Whenever a guitarist or other instrumentalist releases an album, they always run the risk of being egocentric. The album can often turn into a showcase for their instrumental abilities instead of the songs. Chilean guitarist, Carlos Saunier's debut album Inminente shows what happens when an artist bucks that trend. He offers up six solid original songs, defined by their strong melodies. Saunier's guitar style is reminiscent of Bright Size Life (ECM Records, 1976) era Pat Metheny, with a great balanced mid-range tone.

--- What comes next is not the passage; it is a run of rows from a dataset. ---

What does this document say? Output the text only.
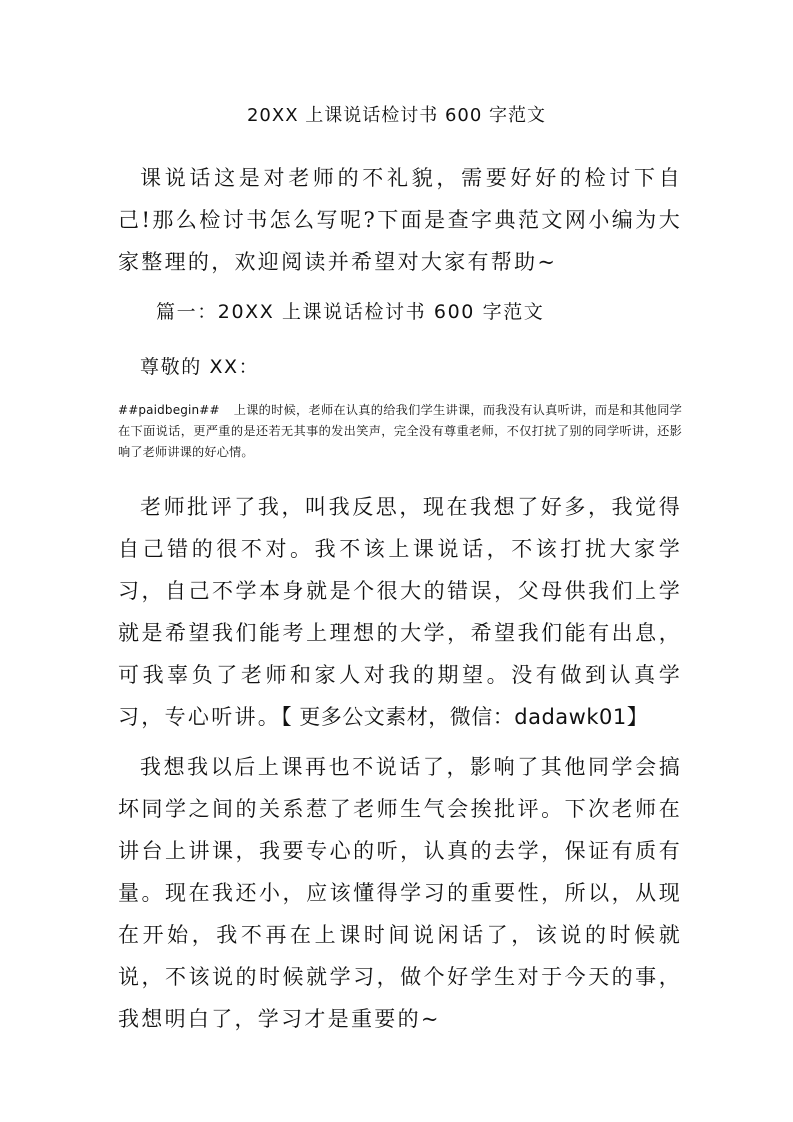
20XX 上课说话检讨书 600 字范文

课说话这是对老师的不礼貌，需要好好的检讨下自己!那么检讨书怎么写呢?下面是查字典范文网小编为大家整理的，欢迎阅读并希望对大家有帮助~

篇一：20XX 上课说话检讨书 600 字范文

尊敬的 XX：

##paidbegin## 上课的时候，老师在认真的给我们学生讲课，而我没有认真听讲，而是和其他同学在下面说话，更严重的是还若无其事的发出笑声，完全没有尊重老师，不仅打扰了别的同学听讲，还影响了老师讲课的好心情。

老师批评了我，叫我反思，现在我想了好多，我觉得自己错的很不对。我不该上课说话，不该打扰大家学习，自己不学本身就是个很大的错误，父母供我们上学就是希望我们能考上理想的大学，希望我们能有出息，可我辜负了老师和家人对我的期望。没有做到认真学习，专心听讲。【 更多公文素材，微信：dadawk01】

我想我以后上课再也不说话了，影响了其他同学会搞坏同学之间的关系惹了老师生气会挨批评。下次老师在讲台上讲课，我要专心的听，认真的去学，保证有质有量。现在我还小，应该懂得学习的重要性，所以，从现在开始，我不再在上课时间说闲话了，该说的时候就说，不该说的时候就学习，做个好学生对于今天的事，我想明白了，学习才是重要的~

Saunier throughout the album gives each of his instrumentalist's room to solo, never hogging the album for himself. "Tocino" is a highlight. Starting out with an intro played by Saunier and tenor saxophonist Claudio Rubio, "Tocino" moves into a fast-paced solo by Saunier followed by Rubio's own rapid fire horn lines. Both soloists use space and dynamics well. The song is held together by the duo of bassist Francisco Barahona and drummer Felix Lecaros, who maintain a solid pocket throughout. Four minutes in the song features a radical shift. "Barahona" switches from a fast fusion groove to a slower walking bass line, while Rubio and Saunier restate the melody. Lecaros' drumming is incredible here, featuring great rapid fills to keep the energy high. The bluesy bop-influenced song "Espiritu de la Escelcelera" is another highlight, starting off with a bass intro before Saunier and guest saxophonist Maxi Alarcón play the melody in tandem. After the head, Saunier displays excellent accompaniment skills, playing tasteful melodic phrases and shimmering chords to counter Rubio's lead saxophone voice. Overall this is a solid debut, with good songwriting and solid solos. Hopefully this is a sign of things to come for this young artist.
Inminente; 28; El Espiritu de la Escalera; Franky; 5-Z; Tocino.